Progress on establishing such a database has been slow, said James Cogan, a policy adviser to Ethanol Europe, who commented that there are also no signs of progress being made.
“They were supposed to have something ready this year. Now they say it will be the end of 2022. They still don’t know where the data will come from,” he said.
“Data on its own is no good without human intelligence, and there is no intelligence component included in the project,” Cogan said, adding that EU countries and the European Parliament should demand a proper solution.
“There should be a suitably qualified project director made responsible for it and responsible for reporting to all stakeholders,” he said.
Used cooking oil problems
Europe aims to decarbonise transport by 2030, though experts say this will prove challenging considering that electric cars still have a long way to go. Conventional and advanced biofuels are expected to cover the energy needs in the sector by 2030 and perhaps beyond.
However, critics say a lack of transparency about the origins of biofuels could derail the bloc’s efforts to decarbonise.
Used cooking oils (UCOs) used for the production of biodiesel are double-counted under the RED II because they can help decarbonise Europe’s transport sector.
But the directive does not distinguish between domestically collected oils and those which are imported from third countries. Critics suggest some of it contains palm oil, which the EU decided to phase out in order to slow deforestation in other parts of the world.
In June 2020, EURACTIV reported that the European Commission did not have a complete overview of the origin of UCOs used for biodiesel in the EU.
The concerns come after the UK and the Netherlands in 2019 launched an investigation into companies which had allegedly been selling unsustainable UCOs containing palm oil.
According to a report published on 21 April by environmental NGO Transport & Environment (T&E), China supplies more than a third (34%) of Europe’s UCO imports while almost a fifth (19%) comes from two major palm oil producers, Malaysia and Indonesia.
“Europe’s increased thirst for used cooking oil to power its transport sector is outstripping the amount leftover from the continent’s kitchens. This leaves us reliant on a waste product being shipped from the other side of the world,” said Cristina Mestre, biofuels manager at T&E.
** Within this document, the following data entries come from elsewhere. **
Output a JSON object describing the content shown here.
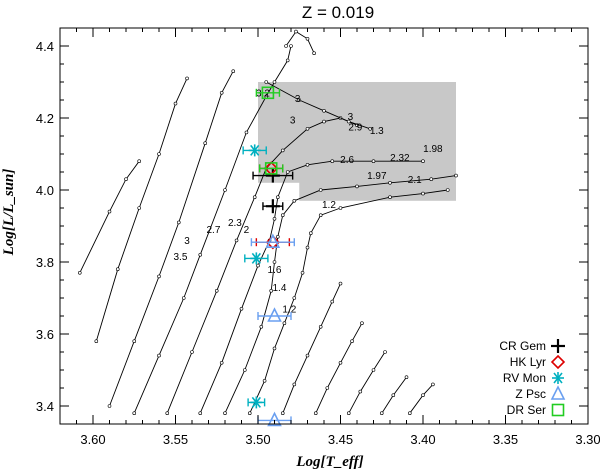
{
  "chart_data": {
    "type": "scatter",
    "title": "Z = 0.019",
    "xlabel": "Log[T_eff]",
    "ylabel": "Log[L/L_sun]",
    "xlim": [
      3.62,
      3.3
    ],
    "ylim": [
      3.35,
      4.45
    ],
    "x_ticks": [
      3.6,
      3.55,
      3.5,
      3.45,
      3.4,
      3.35,
      3.3
    ],
    "y_ticks": [
      3.4,
      3.6,
      3.8,
      4.0,
      4.2,
      4.4
    ],
    "shaded_region": {
      "x": [
        3.5,
        3.38
      ],
      "y": [
        3.97,
        4.3
      ],
      "color": "#c8c8c8",
      "notch": {
        "x": [
          3.5,
          3.475
        ],
        "y": [
          3.97,
          4.02
        ]
      }
    },
    "tracks": [
      {
        "points": [
          [
            3.608,
            3.77
          ],
          [
            3.59,
            3.94
          ],
          [
            3.58,
            4.03
          ],
          [
            3.572,
            4.08
          ]
        ]
      },
      {
        "points": [
          [
            3.598,
            3.58
          ],
          [
            3.585,
            3.78
          ],
          [
            3.572,
            3.95
          ],
          [
            3.56,
            4.1
          ],
          [
            3.55,
            4.24
          ],
          [
            3.543,
            4.31
          ]
        ]
      },
      {
        "points": [
          [
            3.59,
            3.4
          ],
          [
            3.575,
            3.58
          ],
          [
            3.56,
            3.76
          ],
          [
            3.548,
            3.91
          ],
          [
            3.532,
            4.13
          ],
          [
            3.522,
            4.27
          ],
          [
            3.515,
            4.33
          ]
        ]
      },
      {
        "points": [
          [
            3.575,
            3.38
          ],
          [
            3.56,
            3.54
          ],
          [
            3.545,
            3.7
          ],
          [
            3.535,
            3.82
          ],
          [
            3.52,
            4.0
          ],
          [
            3.507,
            4.16
          ],
          [
            3.495,
            4.26
          ],
          [
            3.49,
            4.3
          ],
          [
            3.482,
            4.36
          ],
          [
            3.48,
            4.4
          ]
        ]
      },
      {
        "points": [
          [
            3.555,
            3.38
          ],
          [
            3.54,
            3.55
          ],
          [
            3.525,
            3.72
          ],
          [
            3.513,
            3.86
          ],
          [
            3.502,
            3.98
          ],
          [
            3.495,
            4.06
          ],
          [
            3.485,
            4.11
          ],
          [
            3.47,
            4.17
          ],
          [
            3.46,
            4.19
          ],
          [
            3.45,
            4.2
          ],
          [
            3.44,
            4.18
          ]
        ]
      },
      {
        "points": [
          [
            3.535,
            3.38
          ],
          [
            3.522,
            3.52
          ],
          [
            3.51,
            3.67
          ],
          [
            3.5,
            3.79
          ],
          [
            3.493,
            3.86
          ],
          [
            3.49,
            3.92
          ],
          [
            3.488,
            3.98
          ],
          [
            3.482,
            4.05
          ],
          [
            3.47,
            4.07
          ],
          [
            3.455,
            4.08
          ],
          [
            3.43,
            4.08
          ],
          [
            3.4,
            4.08
          ]
        ]
      },
      {
        "points": [
          [
            3.52,
            3.38
          ],
          [
            3.508,
            3.5
          ],
          [
            3.498,
            3.62
          ],
          [
            3.492,
            3.72
          ],
          [
            3.49,
            3.8
          ],
          [
            3.488,
            3.87
          ],
          [
            3.485,
            3.93
          ],
          [
            3.478,
            3.97
          ],
          [
            3.462,
            4.0
          ],
          [
            3.44,
            4.01
          ],
          [
            3.42,
            4.02
          ],
          [
            3.395,
            4.03
          ],
          [
            3.38,
            4.04
          ]
        ]
      },
      {
        "points": [
          [
            3.505,
            3.38
          ],
          [
            3.496,
            3.47
          ],
          [
            3.49,
            3.56
          ],
          [
            3.484,
            3.63
          ],
          [
            3.478,
            3.7
          ],
          [
            3.473,
            3.77
          ],
          [
            3.47,
            3.84
          ],
          [
            3.468,
            3.88
          ],
          [
            3.462,
            3.93
          ],
          [
            3.45,
            3.95
          ],
          [
            3.42,
            3.98
          ],
          [
            3.4,
            3.99
          ],
          [
            3.385,
            4.0
          ]
        ]
      },
      {
        "points": [
          [
            3.485,
            3.38
          ],
          [
            3.478,
            3.46
          ],
          [
            3.47,
            3.54
          ],
          [
            3.462,
            3.62
          ],
          [
            3.455,
            3.69
          ],
          [
            3.45,
            3.74
          ]
        ]
      },
      {
        "points": [
          [
            3.465,
            3.38
          ],
          [
            3.458,
            3.45
          ],
          [
            3.45,
            3.52
          ],
          [
            3.443,
            3.58
          ],
          [
            3.437,
            3.63
          ]
        ]
      },
      {
        "points": [
          [
            3.445,
            3.38
          ],
          [
            3.438,
            3.44
          ],
          [
            3.43,
            3.5
          ],
          [
            3.423,
            3.55
          ]
        ]
      },
      {
        "points": [
          [
            3.425,
            3.38
          ],
          [
            3.418,
            3.43
          ],
          [
            3.41,
            3.48
          ]
        ]
      },
      {
        "points": [
          [
            3.408,
            3.38
          ],
          [
            3.4,
            3.43
          ],
          [
            3.394,
            3.46
          ]
        ]
      },
      {
        "points": [
          [
            3.483,
            4.4
          ],
          [
            3.477,
            4.44
          ],
          [
            3.47,
            4.42
          ],
          [
            3.466,
            4.38
          ]
        ]
      },
      {
        "points": [
          [
            3.495,
            4.3
          ],
          [
            3.475,
            4.25
          ],
          [
            3.46,
            4.22
          ],
          [
            3.445,
            4.19
          ],
          [
            3.432,
            4.17
          ]
        ]
      }
    ],
    "annotations": [
      {
        "text": "3.2",
        "x": 3.497,
        "y": 4.26
      },
      {
        "text": "3",
        "x": 3.476,
        "y": 4.245
      },
      {
        "text": "3",
        "x": 3.479,
        "y": 4.185
      },
      {
        "text": "3",
        "x": 3.444,
        "y": 4.195
      },
      {
        "text": "2.9",
        "x": 3.441,
        "y": 4.165
      },
      {
        "text": "1.3",
        "x": 3.428,
        "y": 4.155
      },
      {
        "text": "2.6",
        "x": 3.446,
        "y": 4.075
      },
      {
        "text": "2.32",
        "x": 3.414,
        "y": 4.08
      },
      {
        "text": "1.98",
        "x": 3.394,
        "y": 4.105
      },
      {
        "text": "1.97",
        "x": 3.428,
        "y": 4.03
      },
      {
        "text": "2.1",
        "x": 3.405,
        "y": 4.02
      },
      {
        "text": "1.2",
        "x": 3.457,
        "y": 3.95
      },
      {
        "text": "2.3",
        "x": 3.514,
        "y": 3.9
      },
      {
        "text": "2.7",
        "x": 3.527,
        "y": 3.88
      },
      {
        "text": "2",
        "x": 3.507,
        "y": 3.88
      },
      {
        "text": "3",
        "x": 3.543,
        "y": 3.85
      },
      {
        "text": "3.5",
        "x": 3.547,
        "y": 3.805
      },
      {
        "text": "1.6",
        "x": 3.49,
        "y": 3.77
      },
      {
        "text": "1.4",
        "x": 3.487,
        "y": 3.72
      },
      {
        "text": "1.2",
        "x": 3.481,
        "y": 3.66
      }
    ],
    "series": [
      {
        "name": "CR Gem",
        "marker": "plus",
        "color": "#000000",
        "points": [
          {
            "x": 3.491,
            "y": 4.04,
            "xerr": 0.012
          },
          {
            "x": 3.491,
            "y": 3.955,
            "xerr": 0.006
          }
        ]
      },
      {
        "name": "HK Lyr",
        "marker": "diamond",
        "color": "#dd0000",
        "points": [
          {
            "x": 3.492,
            "y": 4.06,
            "xerr": 0.007
          },
          {
            "x": 3.491,
            "y": 3.855,
            "xerr": 0.01
          }
        ]
      },
      {
        "name": "RV Mon",
        "marker": "asterisk",
        "color": "#00b0c0",
        "points": [
          {
            "x": 3.502,
            "y": 4.11,
            "xerr": 0.007
          },
          {
            "x": 3.501,
            "y": 3.81,
            "xerr": 0.007
          },
          {
            "x": 3.501,
            "y": 3.41,
            "xerr": 0.005
          }
        ]
      },
      {
        "name": "Z Psc",
        "marker": "triangle",
        "color": "#6a9ff0",
        "points": [
          {
            "x": 3.491,
            "y": 3.855,
            "xerr": 0.013
          },
          {
            "x": 3.49,
            "y": 3.65,
            "xerr": 0.01
          },
          {
            "x": 3.49,
            "y": 3.36,
            "xerr": 0.01
          }
        ]
      },
      {
        "name": "DR Ser",
        "marker": "square",
        "color": "#22cc22",
        "points": [
          {
            "x": 3.494,
            "y": 4.27,
            "xerr": 0.007
          },
          {
            "x": 3.492,
            "y": 4.06,
            "xerr": 0.007
          }
        ]
      }
    ],
    "legend_position": "bottom-right"
  }
}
In September, the EU Ombudsman launched a process over the European Commission’s refusal to grant public access to documents regarding the origin and amount of UCOs reported by all voluntary certification schemes for biofuels sustainability under RED II.
For their part, EU waste biodiesel producers (EWABA) have said the new EU certification schemes will have to comply with these stricter certification schemes as from the transposition deadline of the RED II in June.
“The improvements to certification schemes are partially based on industry’s input regarding possible weak spots in the supply chain. This imminent set of measures will significantly enhance verification,” EWABA said in an emailed response in May.